Pour autant, l’ampleur de ce dispositif répond à une menace bien réelle que font planer la lutte en Val Susa et celle de Notre Dame des Landes. Cette menace, c’est la constitution de territoires (ZAD, Libre République de la Maddalena), qui sont autant de réalités rejoignables où s’élabore pratiquement dans la lutte une vie hors-contrôle. Le tracé du TAV a eu la malchance d’avoir à traverser le Val Susa dans lequel il s’embourbe depuis plus de 20 ans. Le « Grand Ouest », si cher à Jean-Marc Ayrault, entendait se déployer sereinement jusqu’à St Nazaire. Mais, là aussi, les aménageurs doivent désormais ressortir leur Sun Tzu et les opposants promettent déjà que Notre Dame des Landes sera leur Vietnam. La douceur apparente du développement métropolitain, caractérisée ici par la fluidité d’un déplacement en TGV ou encore le cocooning d’un aéroport, est sérieusement mise à mal quand il s’agit, pour le réaliser, de militariser une zone. A Lyon ce jour-là, à la ZAD ou autour du chantier de la baïta en Val Susa, c’est la même militarisation, ce sont les mêmes grilles avec lesquelles ils tentent de venir à bout de toute opposition déterminée.
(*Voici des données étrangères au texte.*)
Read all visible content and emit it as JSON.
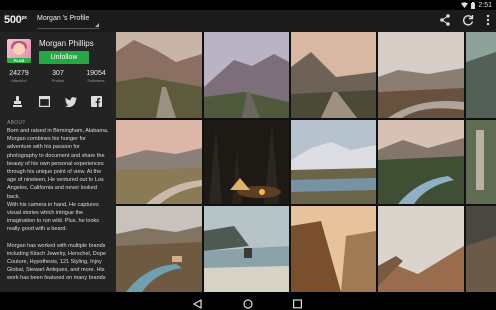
{
  "status_bar": {
    "time": "2:51",
    "icons": [
      "wifi-icon",
      "battery-icon"
    ]
  },
  "app_bar": {
    "logo": "500",
    "logo_sup": "px",
    "profile_selector": "Morgan 's Profile",
    "actions": [
      "share-icon",
      "refresh-icon",
      "overflow-menu-icon"
    ]
  },
  "profile": {
    "name": "Morgan Phillips",
    "badge": "PLUS",
    "unfollow_label": "Unfollow",
    "stats": [
      {
        "value": "24279",
        "label": "Affection"
      },
      {
        "value": "307",
        "label": "Photos"
      },
      {
        "value": "19054",
        "label": "Followers"
      }
    ],
    "social_icons": [
      "stamp-icon",
      "website-icon",
      "twitter-icon",
      "facebook-icon"
    ],
    "about_heading": "ABOUT",
    "bio_lines_1": [
      "Born and raised in Birmingham, Alabama,",
      "Morgan combines his hunger for",
      "adventure with his passion for",
      "photography to document and share the",
      "beauty of his own personal experiences",
      "through his unique point of view. At the",
      "age of nineteen, He ventured out to Los",
      "Angeles, California and never looked back.",
      "With his camera in hand, He captures",
      "visual stories which intrigue the",
      "imagination to run wild. Plus, he looks",
      "really good with a beard."
    ],
    "bio_lines_2": [
      "Morgan has worked with multiple brands",
      "including Kitsch Jewelry, Herschel, Dope",
      "Couture, Hypothesis, 121 Styling, Injoy",
      "Global, Stewart Antiques, and more. His",
      "work has been featured on many brands"
    ]
  },
  "photo_grid": {
    "columns": 5,
    "rows": 3,
    "photos": [
      "mountain road at dusk",
      "mountain pass highway",
      "road through hills",
      "curving road in desert",
      "partial mountain",
      "road through prairie at sunset",
      "night tent in forest",
      "snowy mountain lake",
      "river in mountain valley",
      "partial rocks",
      "valley river with cabins",
      "misty beach rocks",
      "sunlit canyon wall",
      "misty desert gorge",
      "partial landscape"
    ]
  },
  "nav_bar": {
    "buttons": [
      "back-icon",
      "home-icon",
      "recents-icon"
    ]
  },
  "colors": {
    "accent_green": "#25a745",
    "sidebar_bg": "#232323",
    "appbar_bg": "#1b1b1b"
  }
}
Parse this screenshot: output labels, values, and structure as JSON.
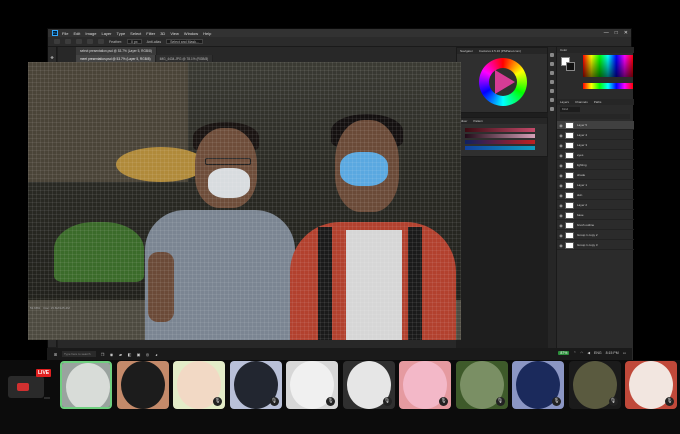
{
  "app": {
    "menu": [
      "File",
      "Edit",
      "Image",
      "Layer",
      "Type",
      "Select",
      "Filter",
      "3D",
      "View",
      "Window",
      "Help"
    ],
    "window_controls": [
      "—",
      "□",
      "✕"
    ]
  },
  "options_bar": {
    "feather_label": "Feather:",
    "feather_value": "0 px",
    "anti_alias": "Anti-alias",
    "select_mask": "Select and Mask..."
  },
  "tabs_row1": [
    {
      "label": "select presentation.psd @ 53.7% (Layer 5, RGB/8)"
    }
  ],
  "tabs_row2": [
    {
      "label": "meet presentation.psd @ 53.7% (Layer 5, RGB/8)",
      "active": true
    },
    {
      "label": "IMG_4434.JPG @ 78.1% (RGB/8)",
      "active": false
    }
  ],
  "status": {
    "zoom": "53.68%",
    "doc": "Doc: 15.6M/125.4M"
  },
  "colorwheel_panel": {
    "tabs": [
      "Navigator",
      "Coolorus 2.5.16 (PSPanel.com)"
    ]
  },
  "sliders_panel": {
    "tabs": [
      "Mixer",
      "Pattern"
    ]
  },
  "right_panels": {
    "color_tabs": [
      "Color"
    ],
    "layer_tabs": [
      "Layers",
      "Channels",
      "Paths"
    ],
    "search_placeholder": "Kind"
  },
  "layers": [
    {
      "name": "Layer 5",
      "selected": true
    },
    {
      "name": "Layer 4",
      "selected": false
    },
    {
      "name": "Layer 3",
      "selected": false
    },
    {
      "name": "eyes",
      "selected": false
    },
    {
      "name": "lighting",
      "selected": false
    },
    {
      "name": "shade",
      "selected": false
    },
    {
      "name": "Layer 1",
      "selected": false
    },
    {
      "name": "skin",
      "selected": false
    },
    {
      "name": "Layer 2",
      "selected": false
    },
    {
      "name": "base",
      "selected": false
    },
    {
      "name": "brush outline",
      "selected": false
    },
    {
      "name": "Group 1 copy 2",
      "selected": false
    },
    {
      "name": "Group 1 copy 3",
      "selected": false
    }
  ],
  "taskbar": {
    "search_placeholder": "Type here to search",
    "battery": "87%",
    "time": "8:15 PM",
    "lang": "ENG"
  },
  "stream": {
    "live_label": "LIVE"
  },
  "participants": [
    {
      "id": "p1",
      "bg": "#9aa39f",
      "avatar": "#d8dcd8",
      "active": true
    },
    {
      "id": "p2",
      "bg": "#c48a6a",
      "avatar": "#1c1c1c",
      "active": false
    },
    {
      "id": "p3",
      "bg": "#e3ecc8",
      "avatar": "#f2d9c5",
      "active": false
    },
    {
      "id": "p4",
      "bg": "#b9c0d8",
      "avatar": "#222630",
      "active": false
    },
    {
      "id": "p5",
      "bg": "#d7d7d7",
      "avatar": "#f0f0f0",
      "active": false
    },
    {
      "id": "p6",
      "bg": "#2f2f2f",
      "avatar": "#e6e6e6",
      "active": false
    },
    {
      "id": "p7",
      "bg": "#e59aa0",
      "avatar": "#f3b8c8",
      "active": false
    },
    {
      "id": "p8",
      "bg": "#3e5a2a",
      "avatar": "#7a8f64",
      "active": false
    },
    {
      "id": "p9",
      "bg": "#8b96c4",
      "avatar": "#1b2a5c",
      "active": false
    },
    {
      "id": "p10",
      "bg": "#1b1b1b",
      "avatar": "#5a5a3f",
      "active": false
    },
    {
      "id": "p11",
      "bg": "#c0493a",
      "avatar": "#f2e6e0",
      "active": false
    }
  ],
  "colors": {
    "photoshop_bg": "#1e1e1e",
    "live": "#e02020",
    "accent_green": "#6fd07f"
  }
}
La lutte contre le projet d’aéroport de Notre Dame des Landes a longtemps pris la forme d’une guerre sourde, avant de devenir, depuis les expulsions, ce territoire au caractère sécessionniste. La zone d’aménagement est désormais un espace où les flux de la métropole ne circulent plus. Une zone qui s’autonomise avec ses propres réseaux de communications, ses complicités inédites où l’argent n’a plus d’importance. Départementales bloquées par des barricades, mise en commun de terres agricoles, cantines collectives, radio pirate : ce sont mille réalités en puissance qui se dessinent. Les cartes sont brouillées. La géographie est devenue une affaire partisane. Ce qui semblerait être des alliances de circonstance face à un projet d’aéroport sont désormais des liens irréversibles.

Se battre contre le TAV, ce n’est pas combattre uniquement la construction d’une ligne TGV. C’est opposer une réalité à une autre. En cela, l’opposition au TAV en France comme celle a OL Land à Lyon doit nécessairement tirer sa force de ce qui se joue maintenant à la ZAD. Ces luttes ne peuvent que se répondre et se nourrir réciproquement comme des fronts ouverts dans une même guerre. C’est d’ailleurs ce qu’ils craignent au plus haut point. C’est pourquoi, il faut se rendre à la Zad mais aussi, depuis là où nous sommes, répandre la conflictualité au coeur même des métropoles. Parce que la commune de la Zad appelle à se multiplier partout, NoTAV 69 est aussi le nom d’un des multiples fronts de notre époque. Toute victoire sera une victoire commune.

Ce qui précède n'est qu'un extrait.